Where in the world are condensed counterions?

Abstract

A scaling model of the concentration profiles of both condensed and free counterions is presented for solutions of spherical and cylindrical charged nanoparticles of different charge valences, nanoparticle sizes, and salt concentrations. The distribution of counterions for both spherical and cylindrical charged particles in salt-free solutions is determined by the condensation parameter γ₀ defined as the ratio of nanoparticle valence Z₀ to the number of Bjerrum lengths l_B = e²/(εkT) per nanoparticle size (γ₀ = Z₀l_B/(2r₀) for spherical nanoparticles with radii r₀ or γ₀ = Z₀l_B/L for cylindrical particles with length L), where ε is solution dielectric permittivity, e is elementary charge and kT is thermal energy.
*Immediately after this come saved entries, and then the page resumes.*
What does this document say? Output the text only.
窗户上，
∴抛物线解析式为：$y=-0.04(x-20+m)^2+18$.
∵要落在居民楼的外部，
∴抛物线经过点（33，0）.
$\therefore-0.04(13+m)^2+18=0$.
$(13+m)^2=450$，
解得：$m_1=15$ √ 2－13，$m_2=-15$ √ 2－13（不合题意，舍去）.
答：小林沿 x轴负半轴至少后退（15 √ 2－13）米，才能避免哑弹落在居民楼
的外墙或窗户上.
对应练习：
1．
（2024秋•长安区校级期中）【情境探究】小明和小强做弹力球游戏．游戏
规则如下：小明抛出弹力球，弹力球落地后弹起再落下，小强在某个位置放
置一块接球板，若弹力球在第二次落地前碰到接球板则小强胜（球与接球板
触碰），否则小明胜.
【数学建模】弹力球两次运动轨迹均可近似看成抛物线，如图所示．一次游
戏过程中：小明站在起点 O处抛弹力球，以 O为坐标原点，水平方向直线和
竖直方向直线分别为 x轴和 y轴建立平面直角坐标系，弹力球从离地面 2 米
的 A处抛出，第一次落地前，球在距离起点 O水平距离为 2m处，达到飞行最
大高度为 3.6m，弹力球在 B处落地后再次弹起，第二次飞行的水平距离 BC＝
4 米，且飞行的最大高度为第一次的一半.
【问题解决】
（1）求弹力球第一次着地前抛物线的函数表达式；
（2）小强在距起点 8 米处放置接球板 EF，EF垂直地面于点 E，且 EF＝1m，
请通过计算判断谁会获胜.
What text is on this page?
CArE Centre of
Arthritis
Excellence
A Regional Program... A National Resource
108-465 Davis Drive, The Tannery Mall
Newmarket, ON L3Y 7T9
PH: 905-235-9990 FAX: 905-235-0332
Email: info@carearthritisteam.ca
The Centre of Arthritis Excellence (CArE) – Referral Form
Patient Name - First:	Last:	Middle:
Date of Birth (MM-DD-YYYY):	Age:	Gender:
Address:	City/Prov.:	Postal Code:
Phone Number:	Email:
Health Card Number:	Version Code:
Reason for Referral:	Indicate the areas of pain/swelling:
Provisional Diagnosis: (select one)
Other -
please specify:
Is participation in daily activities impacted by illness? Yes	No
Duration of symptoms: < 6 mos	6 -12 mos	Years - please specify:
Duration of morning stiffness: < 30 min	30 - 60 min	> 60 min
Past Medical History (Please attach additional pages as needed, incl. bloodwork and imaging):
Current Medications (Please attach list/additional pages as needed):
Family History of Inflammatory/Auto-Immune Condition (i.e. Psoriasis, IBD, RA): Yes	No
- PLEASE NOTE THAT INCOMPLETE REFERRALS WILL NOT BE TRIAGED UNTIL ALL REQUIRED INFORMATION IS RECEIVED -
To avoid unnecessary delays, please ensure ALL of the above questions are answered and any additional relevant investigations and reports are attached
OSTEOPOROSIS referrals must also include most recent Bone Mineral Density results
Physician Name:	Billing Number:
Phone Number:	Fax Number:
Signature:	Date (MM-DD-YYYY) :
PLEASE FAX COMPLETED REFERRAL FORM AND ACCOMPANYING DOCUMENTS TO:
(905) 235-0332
Depending on the magnitudes of the condensation parameter γ₀ and nanoparticle volume fraction ϕ, we find three qualitatively different regimes for the counterion distribution near charged particles: (i) weakly charged particles with no condensed counterions, (ii) regime of weak counterion condensation with less than half of the counterions condensed, and (iii) regime of strong counterion condensation with the majority of counterions condensed. The magnitude of electrostatic energy of a condensed counterion with respect to solution locations with zero electric field is larger than thermal energy kT, and the fraction of condensed counterions increases from less than half in the weak condensation regime to the majority of all counterions in the strong condensation regime. The condensed counterions are not bound to the nanoparticle surface but instead are localized within the condensed counterion zone near the charged particle. The thickness of the condensed counterion zone varies with the condensation parameter γ₀, the nanoparticle shape and volume fraction ϕ, and the salt concentration and can be as narrow as Bjerrum length (∼nm) or as large as the particle size (∼L the length of charged cylinder).